The Arizona César E. Chávez Holiday Coalition hosts the celebration, which is named after Dolores Huerta, a co-founder of the United Farm Workers Union, and one of the most prominent Latina leaders of our lifetime. She worked to organize the most vulnerable laborers winning basic rights for farm workers.
Cazares-Kelly, who received the Mujer En La Lucha Award, “has dedicated her life to advocating and fighting for her community. From working with youth in and outside of high school and higher education to organizing voter registration efforts across the Tohono O’odham Nation to founding Indivisible Tohono, she has helped forge a new path for the O’odham people, and especially women,’’ the nominating committee’s citation reads.
As her husband, Ryan Kelly, wrote in the program for the event, held at Tucson Mission Garden:
“Having spent more than 10 years in secondary and higher education with indigenous youth and adults, she continues to inspire her students to chase their dreams. As a community organizer, she has led massive voter registration efforts across the Tohono O’odham Nation, which includes voting rights history and education unique to indigenous people.
“In founding Indivisible Tohono with a group of O’odham women, she has helped bring attention to the needs of her people to have true representation in government at all levels. Over the course of the 2018 cycle Indivisible Tohono brought more than 25 candidates ranging from school board, to state, to federal office, face to face with the people in the Tohono O’odham community. In addition, they have fought tirelessly to create opportunities for all indigenous people in political spaces. Indivisible Tohono continues to activate the O’odham community. They’ve fiercely advocated against border militarization, voter suppression and attacks on education.
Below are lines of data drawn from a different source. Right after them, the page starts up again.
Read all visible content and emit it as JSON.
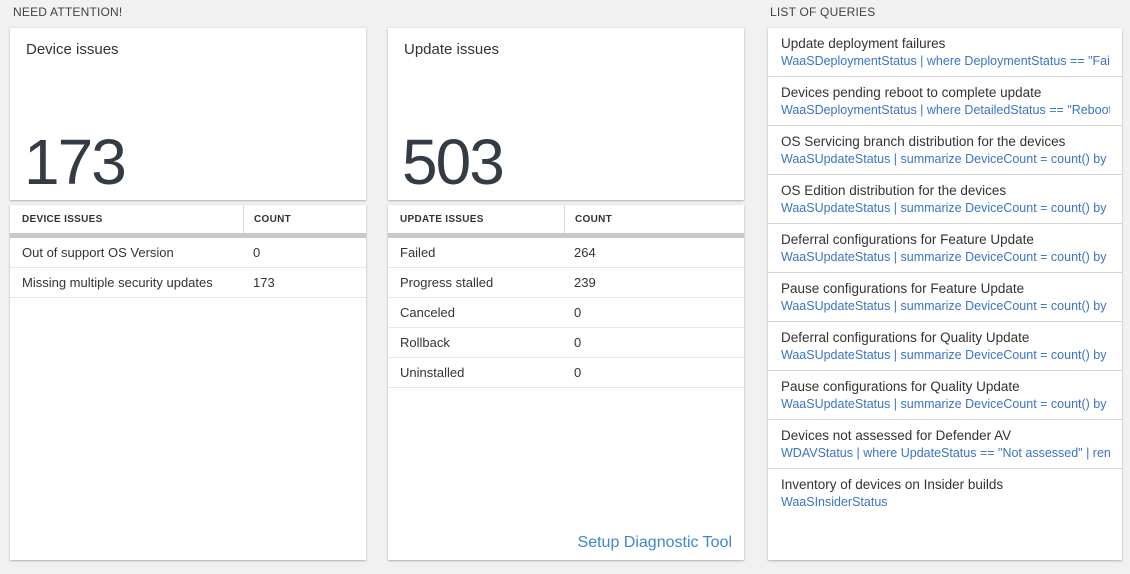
{
  "page": {
    "need_attention_label": "NEED ATTENTION!",
    "list_of_queries_label": "LIST OF QUERIES"
  },
  "device_issues": {
    "card_title": "Device issues",
    "total": "173",
    "table": {
      "col_issue": "DEVICE ISSUES",
      "col_count": "COUNT",
      "rows": [
        {
          "label": "Out of support OS Version",
          "count": "0"
        },
        {
          "label": "Missing multiple security updates",
          "count": "173"
        }
      ]
    }
  },
  "update_issues": {
    "card_title": "Update issues",
    "total": "503",
    "table": {
      "col_issue": "UPDATE ISSUES",
      "col_count": "COUNT",
      "rows": [
        {
          "label": "Failed",
          "count": "264"
        },
        {
          "label": "Progress stalled",
          "count": "239"
        },
        {
          "label": "Canceled",
          "count": "0"
        },
        {
          "label": "Rollback",
          "count": "0"
        },
        {
          "label": "Uninstalled",
          "count": "0"
        }
      ]
    },
    "setup_link": "Setup Diagnostic Tool"
  },
  "queries": {
    "items": [
      {
        "title": "Update deployment failures",
        "query": "WaaSDeploymentStatus | where DeploymentStatus == \"Failed\" |…"
      },
      {
        "title": "Devices pending reboot to complete update",
        "query": "WaaSDeploymentStatus | where DetailedStatus == \"Reboot pend…"
      },
      {
        "title": "OS Servicing branch distribution for the devices",
        "query": "WaaSUpdateStatus | summarize DeviceCount = count() by OSSer…"
      },
      {
        "title": "OS Edition distribution for the devices",
        "query": "WaaSUpdateStatus | summarize DeviceCount = count() by OSEdit…"
      },
      {
        "title": "Deferral configurations for Feature Update",
        "query": "WaaSUpdateStatus | summarize DeviceCount = count() by Featur…"
      },
      {
        "title": "Pause configurations for Feature Update",
        "query": "WaaSUpdateStatus | summarize DeviceCount = count() by Featur…"
      },
      {
        "title": "Deferral configurations for Quality Update",
        "query": "WaaSUpdateStatus | summarize DeviceCount = count() by Qualit…"
      },
      {
        "title": "Pause configurations for Quality Update",
        "query": "WaaSUpdateStatus | summarize DeviceCount = count() by Qualit…"
      },
      {
        "title": "Devices not assessed for Defender AV",
        "query": "WDAVStatus | where UpdateStatus == \"Not assessed\" | render ta…"
      },
      {
        "title": "Inventory of devices on Insider builds",
        "query": "WaaSInsiderStatus"
      }
    ]
  },
  "colors": {
    "query_link_blue": "#3a74c4",
    "setup_link_blue": "#3e86d3",
    "big_number_dark": "#333b45"
  }
}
They’ve bravely brought attention to the crisis of missing and murdered indigenous women and the unique role of the Violence Against Women Act in indigenous communities.
“Gabriella has remained a leader in the Baboquivari Unified School District in the lead up to the RedForEd Movement and all that has followed, as a proud union member.
“She helped organize a historic and unprecedented indigenous delegation in the two Women’s Marches that have taken place in Tucson, most recently facilitating the presence of more than 28 tribal nations, including O’odham Toka-playing women, bringing their traditional game into the March, in a location that hadn’t seen that since before these O’odham lands were colonized by Europeans (the streets of downtown Tucson).
“She was named to a writing fellowship in the nationally recognized Op-Ed Project and has since published advocacy pieces in Colorlines and the Huffington Post, which have highlighted the specific needs of indigenous people and communities of color.
“She was elected as the President of the Progressive Democrats of Southern Arizona and has risen to become a leader in the Arizona Democratic Party’s Native American Caucus.
“She has helped lead countless direct-action protests on a range of topics, from the fast-tracking of border patrol agents, to the border wall, to the National Guard being sent to the US Mexico border, to opposing racist anti-native NFL mascots.
“She presents to groups regularly with Borderlinks and has traveled the state to present and advocate for her community.
“She remains tireless in her efforts to expand the reach, voice, and empowerment of her people.’’
LD 9 congratulates Gabriella Cazares-Kelly!